The Sheriff’s Department report stated that “while incidents of public intoxication and fights are generally condoned within the fair site as adding to its ambiance, the drunk drivers leaving the fair become the concern of the local police and other law enforcement.”
The report added that the Los Angeles County Sheriff’s Department officers, who were in charge of traffic control when the fair was in Agoura Hills, “were unable to take action against suspected drunk drivers without abandoning their posts and negatively impacting the flow of traffic.”
Organizers of the fair, which has drawn more than 300,000 visitors, have said they want the event to run for eight weekends, rather than the usual six, beginning May 6.
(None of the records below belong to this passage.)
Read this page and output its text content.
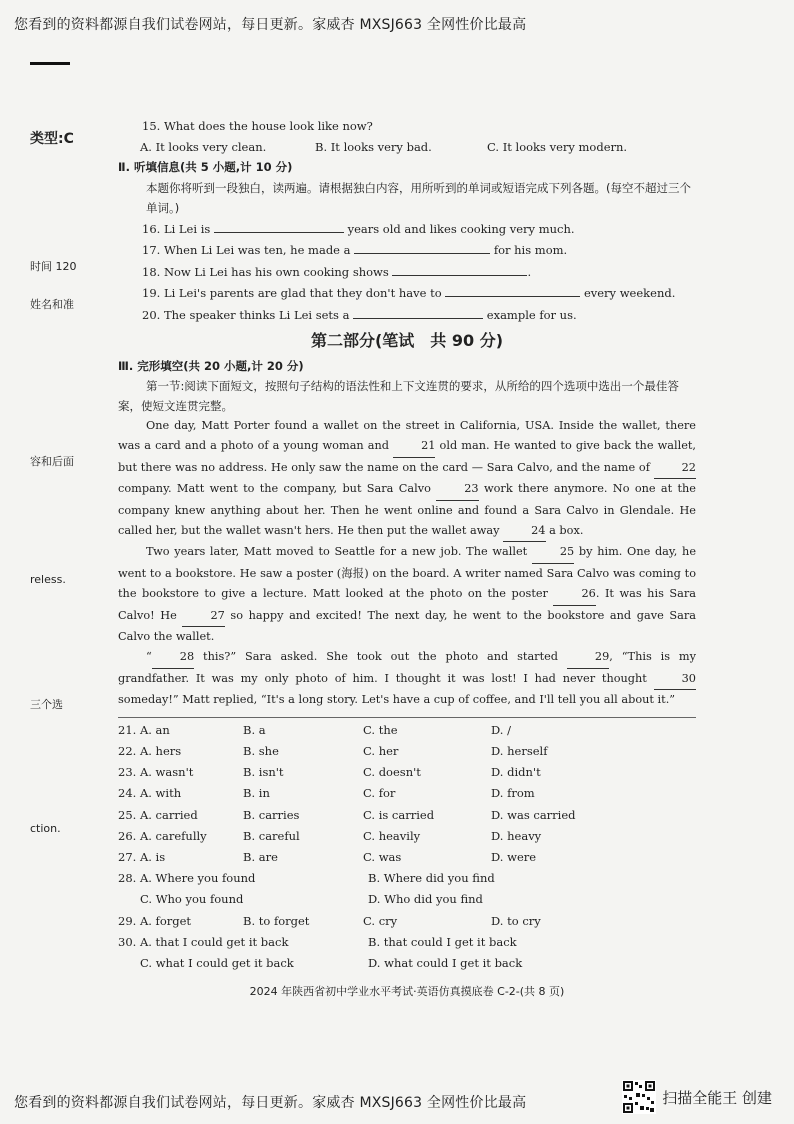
您看到的资料都源自我们试卷网站，每日更新。家威杏 MXSJ663 全网性价比最高
类型:C
时间 120
姓名和准
容和后面
reless.
三个选
ction.
15. What does the house look like now?
A. It looks very clean.	B. It looks very bad.	C. It looks very modern.
Ⅱ. 听填信息(共 5 小题,计 10 分)
本题你将听到一段独白，读两遍。请根据独白内容，用所听到的单词或短语完成下列各题。(每空不超过三个单词。)
16. Li Lei is	years old and likes cooking very much.
17. When Li Lei was ten, he made a	for his mom.
18. Now Li Lei has his own cooking shows	.
19. Li Lei's parents are glad that they don't have to	every weekend.
20. The speaker thinks Li Lei sets a	example for us.
第二部分(笔试　共 90 分)
Ⅲ. 完形填空(共 20 小题,计 20 分)
第一节:阅读下面短文，按照句子结构的语法性和上下文连贯的要求，从所给的四个选项中选出一个最佳答案，使短文连贯完整。
One day, Matt Porter found a wallet on the street in California, USA. Inside the wallet, there was a card and a photo of a young woman and	21 old man. He wanted to give back the wallet, but there was no address. He only saw the name on the card — Sara Calvo, and the name of	22 company. Matt went to the company, but Sara Calvo	23 work there anymore. No one at the company knew anything about her. Then he went online and found a Sara Calvo in Glendale. He called her, but the wallet wasn't hers. He then put the wallet away	24 a box.
Two years later, Matt moved to Seattle for a new job. The wallet	25 by him. One day, he went to a bookstore. He saw a poster (海报) on the board. A writer named Sara Calvo was coming to the bookstore to give a lecture. Matt looked at the photo on the poster	26. It was his Sara Calvo! He	27 so happy and excited! The next day, he went to the bookstore and gave Sara Calvo the wallet.
“ 28 this?” Sara asked. She took out the photo and started	29, “This is my grandfather. It was my only photo of him. I thought it was lost! I had never thought	30 someday!” Matt replied, “It's a long story. Let's have a cup of coffee, and I'll tell you all about it.”
21. A. an	B. a	C. the	D. /
22. A. hers	B. she	C. her	D. herself
23. A. wasn't	B. isn't	C. doesn't	D. didn't
24. A. with	B. in	C. for	D. from
25. A. carried	B. carries	C. is carried	D. was carried
26. A. carefully	B. careful	C. heavily	D. heavy
27. A. is	B. are	C. was	D. were
28. A. Where you found	B. Where did you find
C. Who you found	D. Who did you find
29. A. forget	B. to forget	C. cry	D. to cry
30. A. that I could get it back	B. that could I get it back
C. what I could get it back	D. what could I get it back
2024 年陕西省初中学业水平考试·英语仿真摸底卷 C-2-(共 8 页)
您看到的资料都源自我们试卷网站，每日更新。家威杏 MXSJ663 全网性价比最高	扫描全能王 创建
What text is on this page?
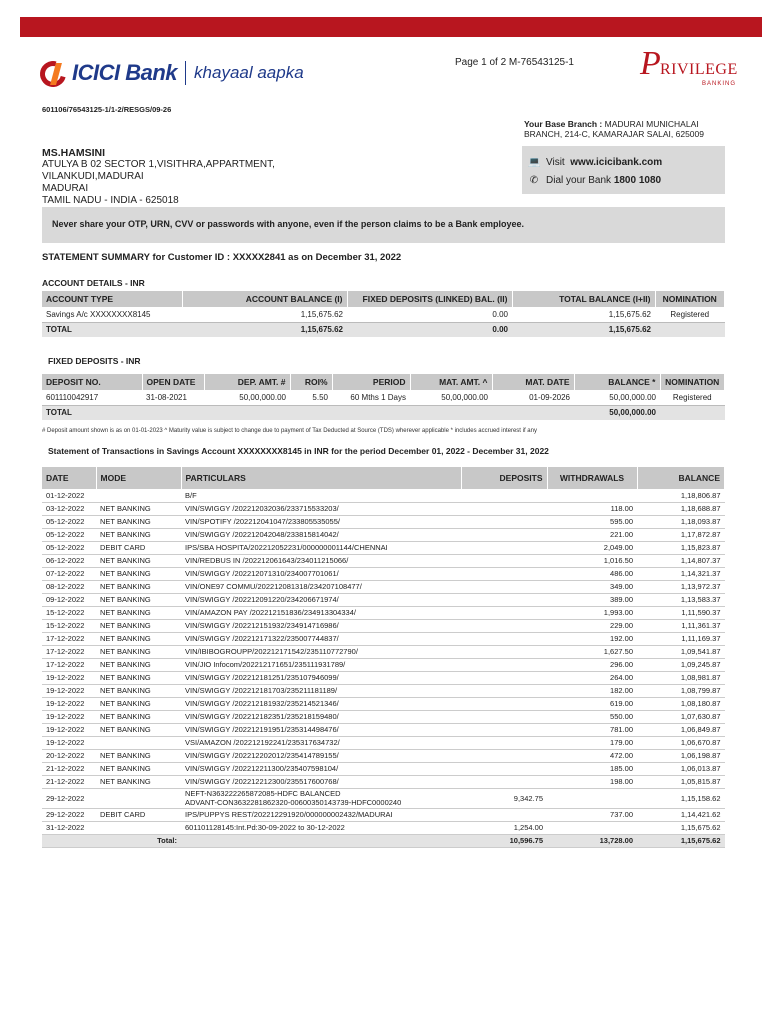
ICICI Bank khayaal aapka
Page 1 of 2 M-76543125-1 P RIVILEGE
BANKING
601106/76543125-1/1-2/RESGS/09-26
Your Base Branch : MADURAI MUNICHALAI
BRANCH, 214-C, KAMARAJAR SALAI, 625009
MS.HAMSINI
ATULYA B 02 SECTOR 1,VISITHRA,APPARTMENT,
VILANKUDI,MADURAI
MADURAI
TAMIL NADU - INDIA - 625018
💻 Visit
www.icicibank.com
✆ Dial your Bank
1800 1080
Never share your OTP, URN, CVV or passwords with anyone, even if the person claims to be a Bank employee.
STATEMENT SUMMARY for Customer ID : XXXXX2841 as on December 31, 2022
ACCOUNT DETAILS - INR
ACCOUNT TYPE	ACCOUNT BALANCE (I)	FIXED DEPOSITS (LINKED) BAL. (II)	TOTAL BALANCE (I+II)	NOMINATION
Savings A/c XXXXXXXX8145	1,15,675.62	0.00	1,15,675.62	Registered
TOTAL	1,15,675.62	0.00	1,15,675.62	
FIXED DEPOSITS - INR
DEPOSIT NO.	OPEN DATE	DEP. AMT. #	ROI%	PERIOD	MAT. AMT. ^	MAT. DATE	BALANCE *	NOMINATION
601110042917	31-08-2021	50,00,000.00	5.50	60 Mths 1 Days	50,00,000.00	01-09-2026	50,00,000.00	Registered
TOTAL							50,00,000.00	
# Deposit amount shown is as on 01-01-2023 ^ Maturity value is subject to change due to payment of Tax Deducted at Source (TDS) wherever applicable * includes accrued interest if any
Statement of Transactions in Savings Account XXXXXXXX8145 in INR for the period December 01, 2022 - December 31, 2022
DATE	MODE	PARTICULARS	DEPOSITS	WITHDRAWALS	BALANCE
01-12-2022		B/F			1,18,806.87
03-12-2022	NET BANKING	VIN/SWIGGY /202212032036/233715533203/		118.00	1,18,688.87
05-12-2022	NET BANKING	VIN/SPOTIFY /202212041047/233805535055/		595.00	1,18,093.87
05-12-2022	NET BANKING	VIN/SWIGGY /202212042048/233815814042/		221.00	1,17,872.87
05-12-2022	DEBIT CARD	IPS/SBA HOSPITA/202212052231/000000001144/CHENNAI		2,049.00	1,15,823.87
06-12-2022	NET BANKING	VIN/REDBUS IN /202212061643/234011215066/		1,016.50	1,14,807.37
07-12-2022	NET BANKING	VIN/SWIGGY /202212071310/234007701061/		486.00	1,14,321.37
08-12-2022	NET BANKING	VIN/ONE97 COMMU/202212081318/234207108477/		349.00	1,13,972.37
09-12-2022	NET BANKING	VIN/SWIGGY /202212091220/234206671974/		389.00	1,13,583.37
15-12-2022	NET BANKING	VIN/AMAZON PAY /202212151836/234913304334/		1,993.00	1,11,590.37
15-12-2022	NET BANKING	VIN/SWIGGY /202212151932/234914716986/		229.00	1,11,361.37
17-12-2022	NET BANKING	VIN/SWIGGY /202212171322/235007744837/		192.00	1,11,169.37
17-12-2022	NET BANKING	VIN/IBIBOGROUPP/202212171542/235110772790/		1,627.50	1,09,541.87
17-12-2022	NET BANKING	VIN/JIO Infocom/202212171651/235111931789/		296.00	1,09,245.87
19-12-2022	NET BANKING	VIN/SWIGGY /202212181251/235107946099/		264.00	1,08,981.87
19-12-2022	NET BANKING	VIN/SWIGGY /202212181703/235211181189/		182.00	1,08,799.87
19-12-2022	NET BANKING	VIN/SWIGGY /202212181932/235214521346/		619.00	1,08,180.87
19-12-2022	NET BANKING	VIN/SWIGGY /202212182351/235218159480/		550.00	1,07,630.87
19-12-2022	NET BANKING	VIN/SWIGGY /202212191951/235314498476/		781.00	1,06,849.87
19-12-2022		VSI/AMAZON /202212192241/235317634732/		179.00	1,06,670.87
20-12-2022	NET BANKING	VIN/SWIGGY /202212202012/235414789155/		472.00	1,06,198.87
21-12-2022	NET BANKING	VIN/SWIGGY /202212211300/235407598104/		185.00	1,06,013.87
21-12-2022	NET BANKING	VIN/SWIGGY /202212212300/235517600768/		198.00	1,05,815.87
29-12-2022		NEFT-N363222265872085-HDFC BALANCED
ADVANT-CON3632281862320-00600350143739-HDFC0000240	9,342.75		1,15,158.62
29-12-2022	DEBIT CARD	IPS/PUPPYS REST/202212291920/000000002432/MADURAI		737.00	1,14,421.62
31-12-2022		601101128145:Int.Pd:30-09-2022 to 30-12-2022	1,254.00		1,15,675.62
	Total:		10,596.75	13,728.00	1,15,675.62
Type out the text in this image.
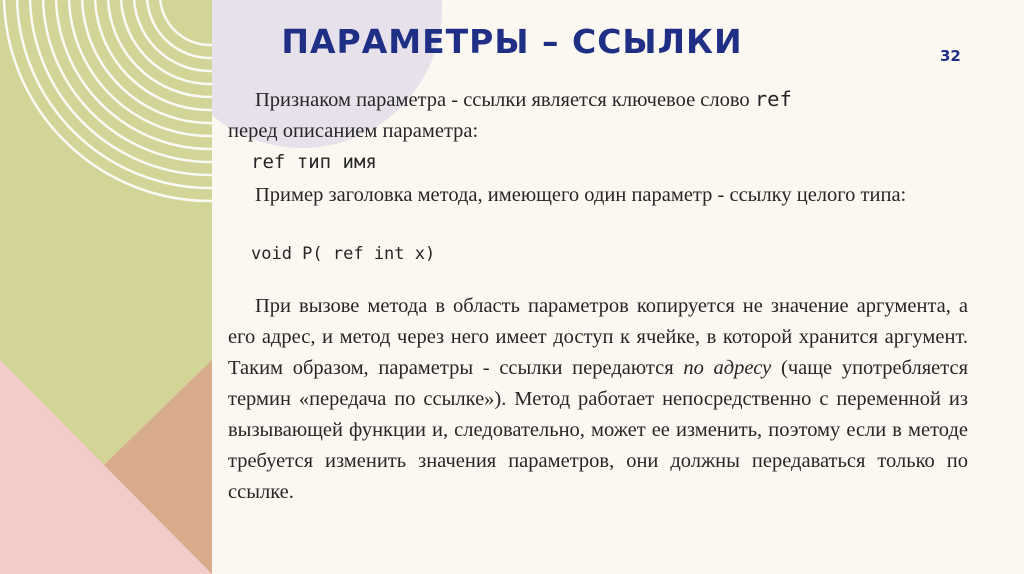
ПАРАМЕТРЫ – ССЫЛКИ	32

Признаком параметра - ссылки является ключевое слово ref
перед описанием параметра:

ref тип имя

Пример заголовка метода, имеющего один параметр - ссылку целого типа:

void P( ref int x)

При вызове метода в область параметров копируется не значение аргумента, а его адрес, и метод через него имеет доступ к ячейке, в которой хранится аргумент. Таким образом, параметры - ссылки передаются по адресу (чаще употребляется термин «передача по ссылке»). Метод работает непосредственно с переменной из вызывающей функции и, следовательно, может ее изменить, поэтому если в методе требуется изменить значения параметров, они должны передаваться только по ссылке.
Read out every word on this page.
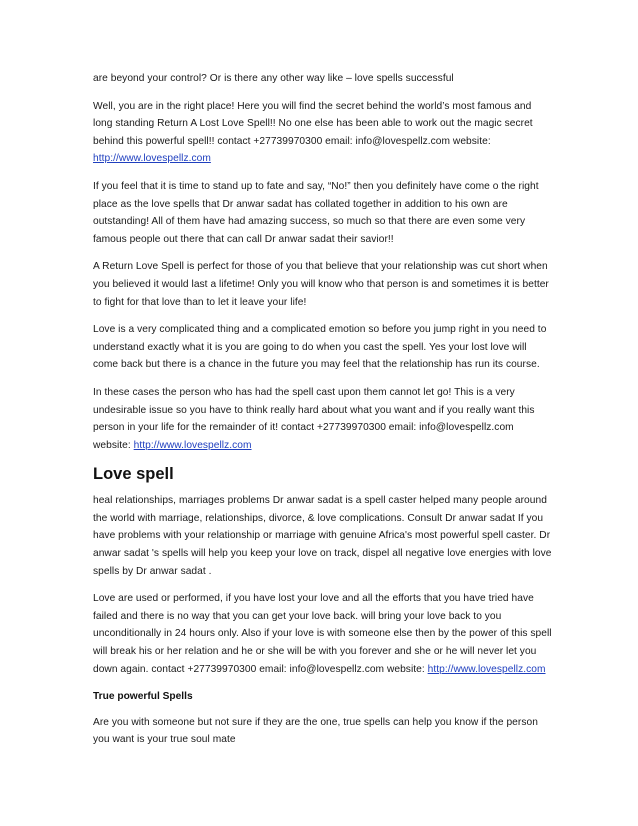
are beyond your control? Or is there any other way like – love spells successful

Well, you are in the right place! Here you will find the secret behind the world’s most famous and long standing Return A Lost Love Spell!! No one else has been able to work out the magic secret behind this powerful spell!! contact +27739970300 email: info@lovespellz.com website: http://www.lovespellz.com

If you feel that it is time to stand up to fate and say, “No!” then you definitely have come o the right place as the love spells that Dr anwar sadat has collated together in addition to his own are outstanding! All of them have had amazing success, so much so that there are even some very famous people out there that can call Dr anwar sadat their savior!!

A Return Love Spell is perfect for those of you that believe that your relationship was cut short when you believed it would last a lifetime! Only you will know who that person is and sometimes it is better to fight for that love than to let it leave your life!

Love is a very complicated thing and a complicated emotion so before you jump right in you need to understand exactly what it is you are going to do when you cast the spell. Yes your lost love will come back but there is a chance in the future you may feel that the relationship has run its course.

In these cases the person who has had the spell cast upon them cannot let go! This is a very undesirable issue so you have to think really hard about what you want and if you really want this person in your life for the remainder of it! contact +27739970300 email: info@lovespellz.com website: http://www.lovespellz.com

Love spell

heal relationships, marriages problems Dr anwar sadat is a spell caster helped many people around the world with marriage, relationships, divorce, & love complications. Consult Dr anwar sadat If you have problems with your relationship or marriage with genuine Africa's most powerful spell caster. Dr anwar sadat 's spells will help you keep your love on track, dispel all negative love energies with love spells by Dr anwar sadat .

Love are used or performed, if you have lost your love and all the efforts that you have tried have failed and there is no way that you can get your love back. will bring your love back to you unconditionally in 24 hours only. Also if your love is with someone else then by the power of this spell will break his or her relation and he or she will be with you forever and she or he will never let you down again. contact +27739970300 email: info@lovespellz.com website: http://www.lovespellz.com

True powerful Spells

Are you with someone but not sure if they are the one, true spells can help you know if the person you want is your true soul mate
In discussions with the county, they said they need to be at the site for six weeks before the fair’s opening and six weeks after its closure to remove temporary facilities.
However, that rankles Moorpark residents, who fear that workers living at the site will drive crime rates up in nearby subdivisions.
“These people are transients,” Moorpark Mayor Eloise Brown said.
Bills Not Paid, Report Says
The sheriff’s report said that traffic control supplied by Los Angeles County consisted of one sergeant and five deputies working 12-hour shifts on an overtime basis.
“At the conclusion of the 1987 Renaissance Pleasure Faire, after receiving Los Angeles County’s invoice for services, the fair’s promoters refused payment,” the report stated. “To date, Los Angeles County has not received payment for law enforcement services provided in 1987.”